When Archana Mishra calls her explorations in the poorest tribal villages of East and West Singbhum “travels in the Land of Witches”, it sounds fanciful. But there is nothing fanciful about the chilling accounts of witch-hunting in her book. The fear that haunts the victims is not of death, but of a recurring nightmare. They might be made to walk naked through the village, be gang-raped, have their heads tonsured or their breasts cut off, their teeth broken, or be forced to swallow urine and human faeces, to eat human flesh or the raw blood of a chicken. These are the actual experiences of the women who speak up, whose pictures endow the book with an extra horror and pitifulness.

Through painstaking research and difficult, sometimes menacing, interviews, Mishra builds up the social milieu that makes witch-hunting in the villages of Jharkhand a frequent affair. The mantras are meticulously collected and translated, adding enormously to the documentary value of the book. What strikes her, and her reader, most painfully is the almost unshakeable belief in sorcery among a poor and illiterate people. To put witch-hunting down purely to gender-conflict is to oversimplify the phenomenon. Belief in sorcery is combined with an unfathomable distrust, even hatred, of women embedded deep in the social psyche.

The exploiters of this complex blend of ignorance, fear, envy, hatred and superstition are the ojhas, the headmen, the sokhas and the priests, the experts of jhaad-phunk, witch-doctors and quacks. Not all of these are men. Among the ojhas that Mishra persuades to speak, always in the guise of a victim of witchcraft in need of help, is an ojhain.
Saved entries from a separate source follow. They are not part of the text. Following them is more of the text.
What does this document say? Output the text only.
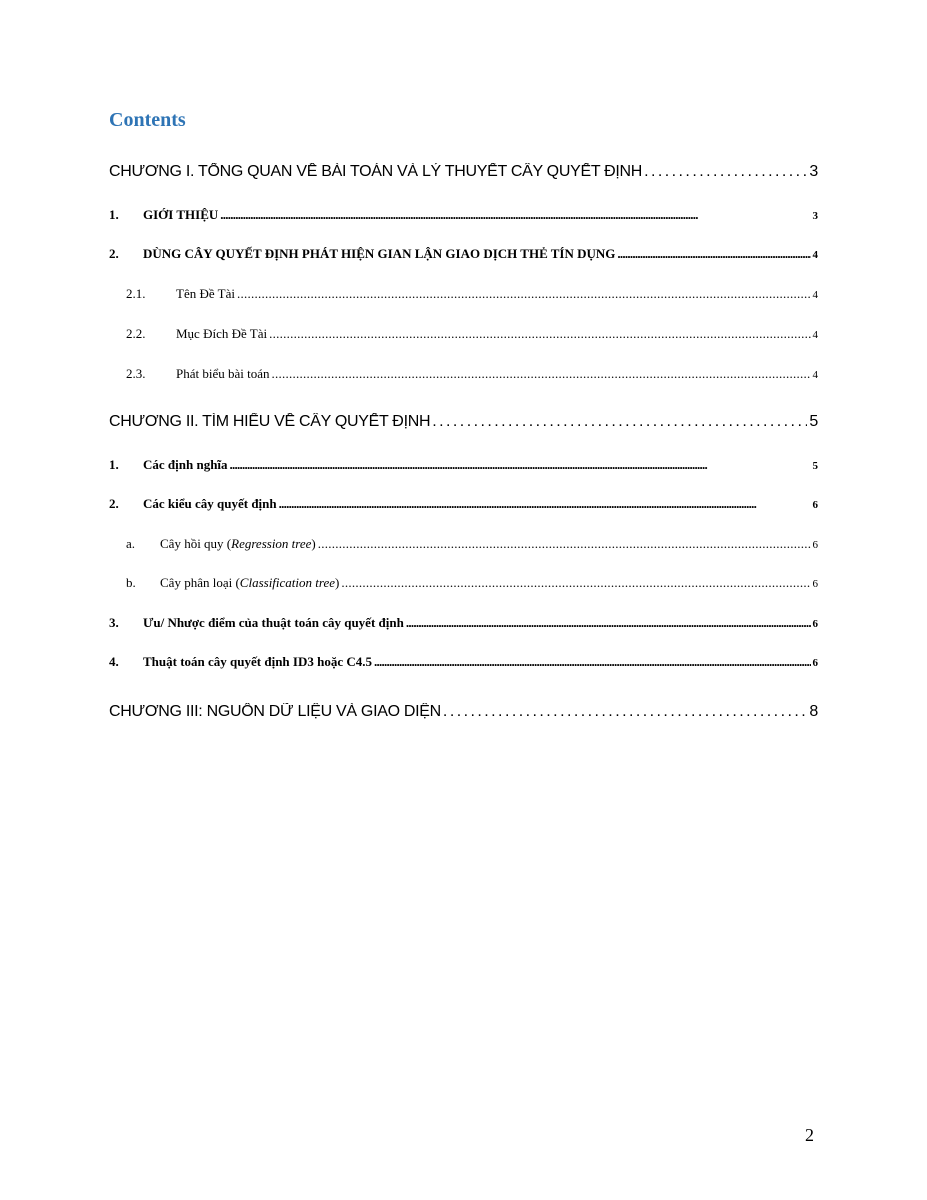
Contents
CHƯƠNG I. TỔNG QUAN VỀ BÀI TOÁN VÀ LÝ THUYẾT CÂY QUYẾT ĐỊNH . . .	3
1.	GIỚI THIỆU . . .	3
2.	DÙNG CÂY QUYẾT ĐỊNH PHÁT HIỆN GIAN LẬN GIAO DỊCH THẺ TÍN DỤNG . . .	4
2.1.	Tên Đề Tài . . .	4
2.2.	Mục Đích Đề Tài . . .	4
2.3.	Phát biểu bài toán . . .	4
CHƯƠNG II. TÌM HIỂU VỀ CÂY QUYẾT ĐỊNH . . .	5
1.	Các định nghĩa . . .	5
2.	Các kiểu cây quyết định . . .	6
a.	Cây hồi quy (Regression tree) . . .	6
b.	Cây phân loại (Classification tree) . . .	6
3.	Ưu/ Nhược điểm của thuật toán cây quyết định . . .	6
4.	Thuật toán cây quyết định ID3 hoặc C4.5 . . .	6
CHƯƠNG III: NGUỒN DỮ LIỆU VÀ GIAO DIỆN . . .	8
2
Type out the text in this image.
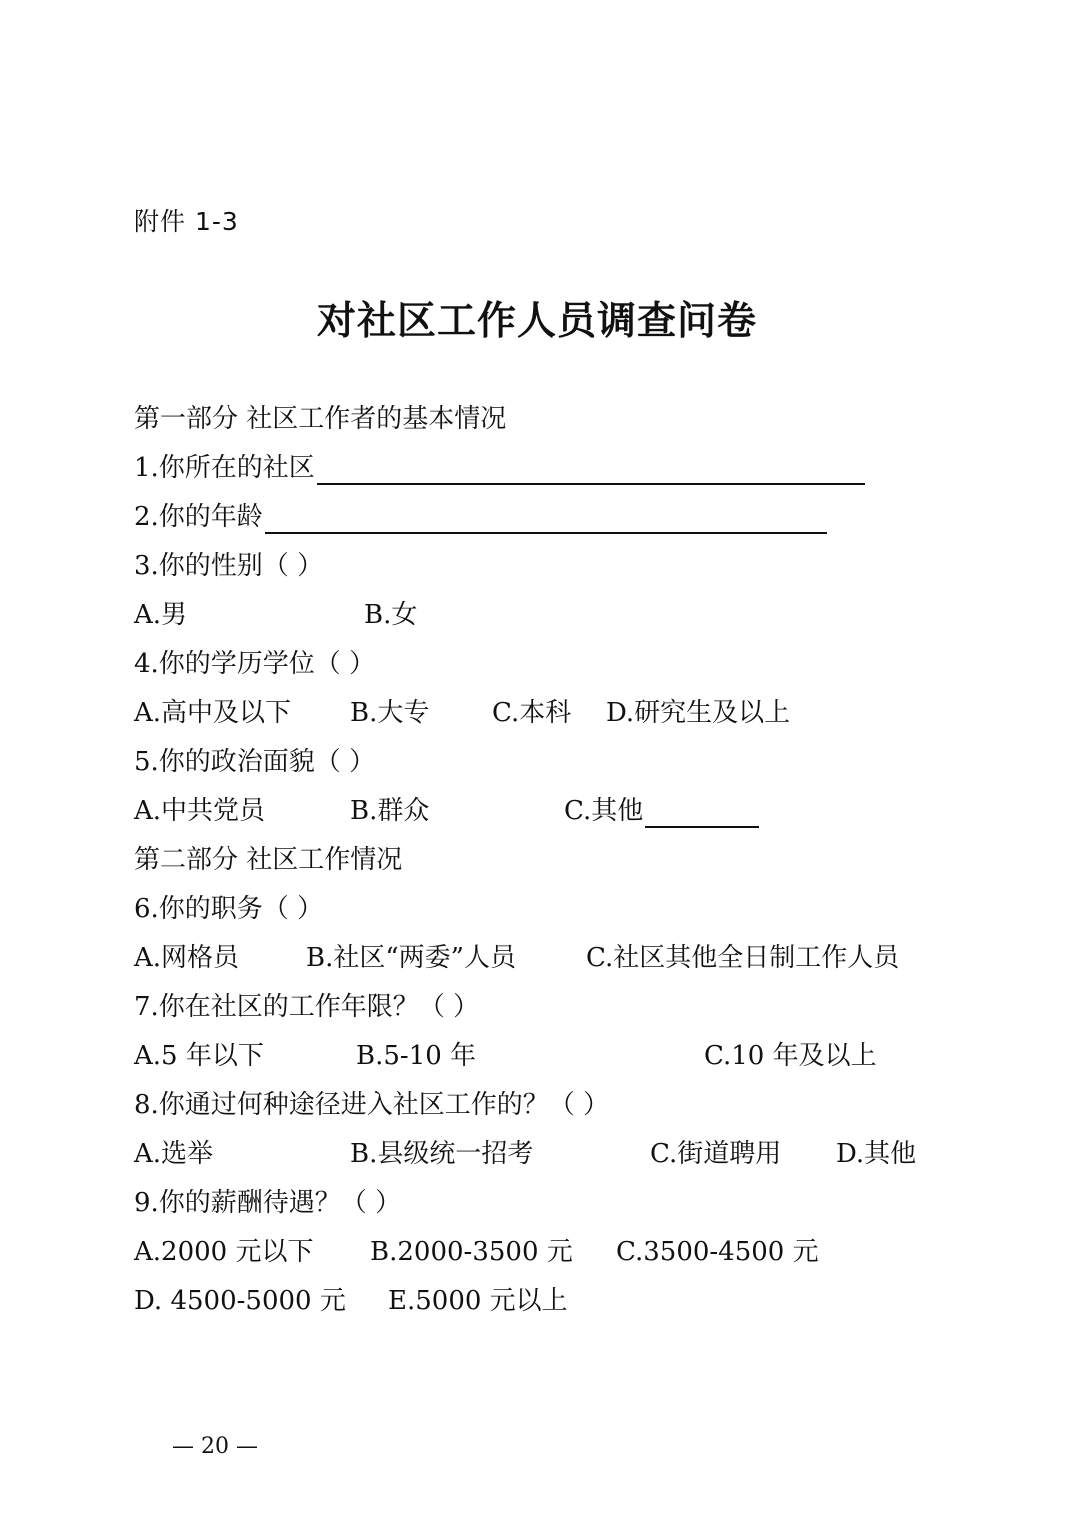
附件 1-3
对社区工作人员调查问卷
第一部分 社区工作者的基本情况
1.你所在的社区
2.你的年龄
3.你的性别（ ）
A.男	B.女
4.你的学历学位（ ）
A.高中及以下 B.大专 C.本科 D.研究生及以上
5.你的政治面貌（ ）
A.中共党员	B.群众	C.其他
第二部分 社区工作情况
6.你的职务（ ）
A.网格员	B.社区“两委”人员	C.社区其他全日制工作人员
7.你在社区的工作年限？（ ）
A.5 年以下	B.5-10 年	C.10 年及以上
8.你通过何种途径进入社区工作的？（ ）
A.选举	B.县级统一招考	C.街道聘用 D.其他
9.你的薪酬待遇？（ ）
A.2000 元以下 B.2000-3500 元 C.3500-4500 元
D. 4500-5000 元 E.5000 元以上
— 20 —
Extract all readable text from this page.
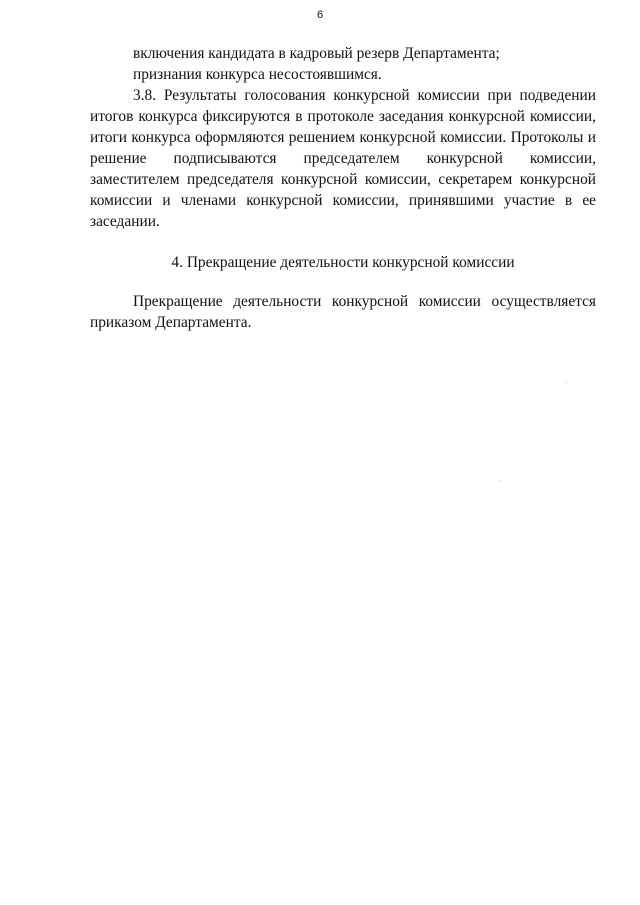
6

включения кандидата в кадровый резерв Департамента;

признания конкурса несостоявшимся.

3.8. Результаты голосования конкурсной комиссии при подведении итогов конкурса фиксируются в протоколе заседания конкурсной комиссии, итоги конкурса оформляются решением конкурсной комиссии. Протоколы и решение подписываются председателем конкурсной комиссии, заместителем председателя конкурсной комиссии, секретарем конкурсной комиссии и членами конкурсной комиссии, принявшими участие в ее заседании.

4. Прекращение деятельности конкурсной комиссии

Прекращение деятельности конкурсной комиссии осуществляется приказом Департамента.
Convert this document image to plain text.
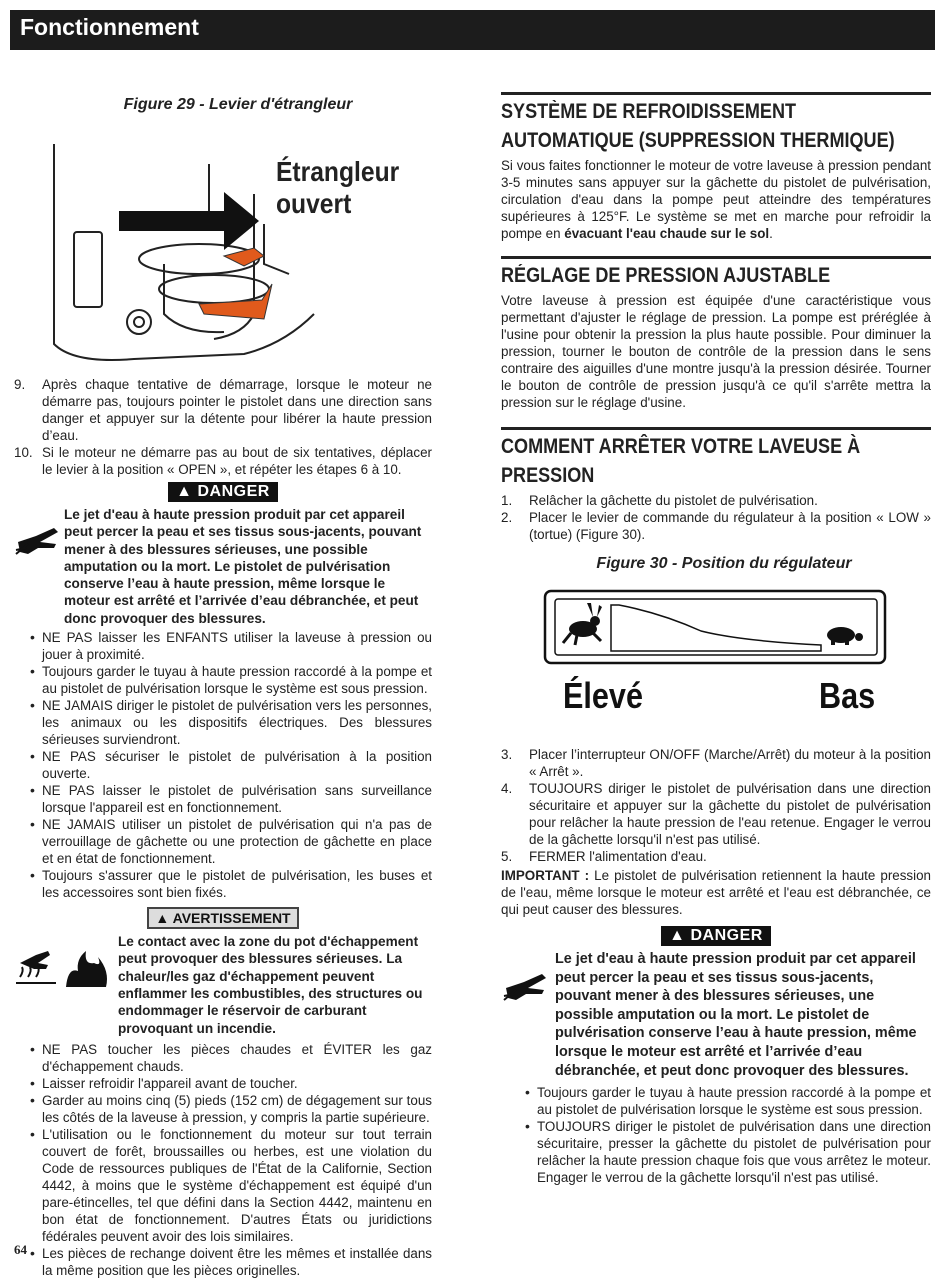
Fonctionnement
Figure 29 - Levier d'étrangleur
Étrangleur
ouvert
9. Après chaque tentative de démarrage, lorsque le moteur ne démarre pas, toujours pointer le pistolet dans une direction sans danger et appuyer sur la détente pour libérer la haute pression d’eau.
10. Si le moteur ne démarre pas au bout de six tentatives, déplacer le levier à la position « OPEN », et répéter les étapes 6 à 10.
▲ DANGER
Le jet d'eau à haute pression produit par cet appareil peut percer la peau et ses tissus sous-jacents, pouvant mener à des blessures sérieuses, une possible amputation ou la mort. Le pistolet de pulvérisation conserve l’eau à haute pression, même lorsque le moteur est arrêté et l’arrivée d’eau débranchée, et peut donc provoquer des blessures.
• NE PAS laisser les ENFANTS utiliser la laveuse à pression ou jouer à proximité.
• Toujours garder le tuyau à haute pression raccordé à la pompe et au pistolet de pulvérisation lorsque le système est sous pression.
• NE JAMAIS diriger le pistolet de pulvérisation vers les personnes, les animaux ou les dispositifs électriques. Des blessures sérieuses surviendront.
• NE PAS sécuriser le pistolet de pulvérisation à la position ouverte.
• NE PAS laisser le pistolet de pulvérisation sans surveillance lorsque l'appareil est en fonctionnement.
• NE JAMAIS utiliser un pistolet de pulvérisation qui n'a pas de verrouillage de gâchette ou une protection de gâchette en place et en état de fonctionnement.
• Toujours s'assurer que le pistolet de pulvérisation, les buses et les accessoires sont bien fixés.
▲ AVERTISSEMENT
Le contact avec la zone du pot d'échappement peut provoquer des blessures sérieuses. La chaleur/les gaz d'échappement peuvent enflammer les combustibles, des structures ou endommager le réservoir de carburant provoquant un incendie.
• NE PAS toucher les pièces chaudes et ÉVITER les gaz d'échappement chauds.
• Laisser refroidir l'appareil avant de toucher.
• Garder au moins cinq (5) pieds (152 cm) de dégagement sur tous les côtés de la laveuse à pression, y compris la partie supérieure.
• L'utilisation ou le fonctionnement du moteur sur tout terrain couvert de forêt, broussailles ou herbes, est une violation du Code de ressources publiques de l'État de la Californie, Section 4442, à moins que le système d'échappement est équipé d'un pare-étincelles, tel que défini dans la Section 4442, maintenu en bon état de fonctionnement. D'autres États ou juridictions fédérales peuvent avoir des lois similaires.
• Les pièces de rechange doivent être les mêmes et installée dans la même position que les pièces originelles.
SYSTÈME DE REFROIDISSEMENT AUTOMATIQUE (SUPPRESSION THERMIQUE)
Si vous faites fonctionner le moteur de votre laveuse à pression pendant 3-5 minutes sans appuyer sur la gâchette du pistolet de pulvérisation, circulation d'eau dans la pompe peut atteindre des températures supérieures à 125°F. Le système se met en marche pour refroidir la pompe en évacuant l'eau chaude sur le sol.
RÉGLAGE DE PRESSION AJUSTABLE
Votre laveuse à pression est équipée d'une caractéristique vous permettant d'ajuster le réglage de pression. La pompe est préréglée à l'usine pour obtenir la pression la plus haute possible. Pour diminuer la pression, tourner le bouton de contrôle de la pression dans le sens contraire des aiguilles d'une montre jusqu'à la pression désirée. Tourner le bouton de contrôle de pression jusqu'à ce qu'il s'arrête mettra la pression sur le réglage d'usine.
COMMENT ARRÊTER VOTRE LAVEUSE À PRESSION
1. Relâcher la gâchette du pistolet de pulvérisation.
2. Placer le levier de commande du régulateur à la position « LOW » (tortue) (Figure 30).
Figure 30 - Position du régulateur
Élevé	Bas
3. Placer l’interrupteur ON/OFF (Marche/Arrêt) du moteur à la position « Arrêt ».
4. TOUJOURS diriger le pistolet de pulvérisation dans une direction sécuritaire et appuyer sur la gâchette du pistolet de pulvérisation pour relâcher la haute pression de l'eau retenue. Engager le verrou de la gâchette lorsqu'il n'est pas utilisé.
5. FERMER l'alimentation d'eau.
IMPORTANT : Le pistolet de pulvérisation retiennent la haute pression de l'eau, même lorsque le moteur est arrêté et l'eau est débranchée, ce qui peut causer des blessures.
▲ DANGER
Le jet d'eau à haute pression produit par cet appareil peut percer la peau et ses tissus sous-jacents, pouvant mener à des blessures sérieuses, une possible amputation ou la mort. Le pistolet de pulvérisation conserve l’eau à haute pression, même lorsque le moteur est arrêté et l’arrivée d’eau débranchée, et peut donc provoquer des blessures.
• Toujours garder le tuyau à haute pression raccordé à la pompe et au pistolet de pulvérisation lorsque le système est sous pression.
• TOUJOURS diriger le pistolet de pulvérisation dans une direction sécuritaire, presser la gâchette du pistolet de pulvérisation pour relâcher la haute pression chaque fois que vous arrêtez le moteur. Engager le verrou de la gâchette lorsqu'il n'est pas utilisé.
64
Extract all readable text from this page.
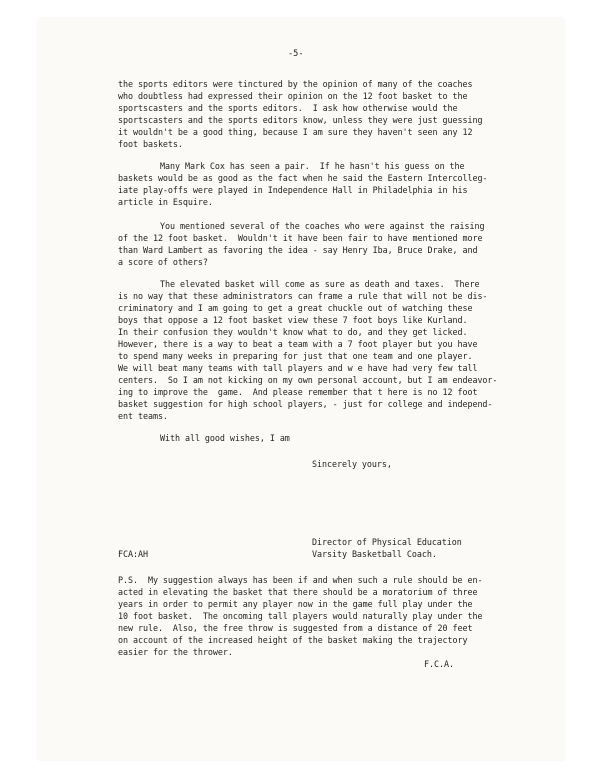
-5-
the sports editors were tinctured by the opinion of many of the coaches
who doubtless had expressed their opinion on the 12 foot basket to the
sportscasters and the sports editors.  I ask how otherwise would the
sportscasters and the sports editors know, unless they were just guessing
it wouldn't be a good thing, because I am sure they haven't seen any 12
foot baskets.
Many Mark Cox has seen a pair.  If he hasn't his guess on the
baskets would be as good as the fact when he said the Eastern Intercolleg-
iate play-offs were played in Independence Hall in Philadelphia in his
article in Esquire.
You mentioned several of the coaches who were against the raising
of the 12 foot basket.  Wouldn't it have been fair to have mentioned more
than Ward Lambert as favoring the idea - say Henry Iba, Bruce Drake, and
a score of others?
The elevated basket will come as sure as death and taxes.  There
is no way that these administrators can frame a rule that will not be dis-
criminatory and I am going to get a great chuckle out of watching these
boys that oppose a 12 foot basket view these 7 foot boys like Kurland.
In their confusion they wouldn't know what to do, and they get licked.
However, there is a way to beat a team with a 7 foot player but you have
to spend many weeks in preparing for just that one team and one player.
We will beat many teams with tall players and w e have had very few tall
centers.  So I am not kicking on my own personal account, but I am endeavor-
ing to improve the  game.  And please remember that t here is no 12 foot
basket suggestion for high school players, - just for college and independ-
ent teams.
With all good wishes, I am
Sincerely yours,
Director of Physical Education
Varsity Basketball Coach.
FCA:AH
P.S.  My suggestion always has been if and when such a rule should be en-
acted in elevating the basket that there should be a moratorium of three
years in order to permit any player now in the game full play under the
10 foot basket.  The oncoming tall players would naturally play under the
new rule.  Also, the free throw is suggested from a distance of 20 feet
on account of the increased height of the basket making the trajectory
easier for the thrower.
F.C.A.
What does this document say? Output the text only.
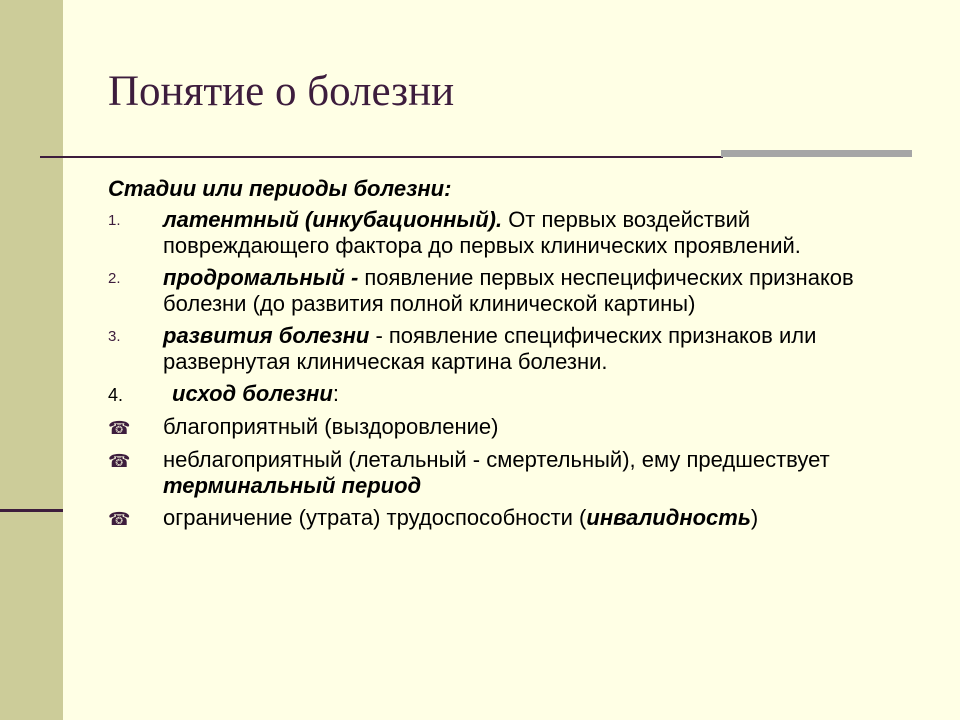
Понятие о болезни
Стадии или периоды болезни:
1.	латентный (инкубационный). От первых воздействий повреждающего фактора до первых клинических проявлений.
2.	продромальный - появление первых неспецифических признаков болезни (до развития полной клинической картины)
3.	развития болезни - появление специфических признаков или развернутая клиническая картина болезни.
4.	исход болезни:
☎	благоприятный (выздоровление)
☎	неблагоприятный (летальный - смертельный), ему предшествует терминальный период
☎	ограничение (утрата) трудоспособности (инвалидность)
She tells a strange tale of possession by a female deity, and powers granted her to heal. Interestingly, she has barely escaped being branded as a witch by the men in her village because the deity who possessed her frightened them away. No story is quite simple.

But the stories yield two distinct features for Mishra. Untimely deaths are a sure sign for the villagers that a witch is at work. Diseases are seen as a distortion of the “natural”; they point to “unnatural” forces. Mishra describes the hideously dirty surroundings in which the villagers live, washing their utensils in muddy puddles where their pigs bathe and cows defecate. Women suffer the most, they work the hardest and often give birth hurriedly in the corners of their dark little huts. Death and disease are, ironically, the villagers’ most natural foes. It is the inability to deal with them that revalidates their belief in sorcery.

The other feature is economic. The rituals to penalize a witch and perform purification benefit not only the ojhas but the entire village. Driving the woman out of her home means the seizing of her assets. That is why witch-hunting often has its source in family or neighbourhood quarrels. The victims are left traumatized and destroyed, intractable evidence of the social urge to dehumanize and cast out the woman. “It was neither murder nor rape, nor a dowry death, but something much worse,” says Mishra, describing Chhutni Mahatani’s ordeal of having to swallow human excreta.

The villain, for Mishra, is not the rural society of eastern India, but the government with its promises of health, education and development, and the administration for its refusal to take the crime seriously. Mishra, while providing tables of witchcraft cases for the regions she surveys, also details existent laws and discusses their shortcomings. Her accounts of the work being done by non-governmental organizations further underline the authorities’ neglect. At the end of the book, the real Land of Witches turns out to be far more fantastic than any that could be imagined. Only the real witches there have to be identified all over again.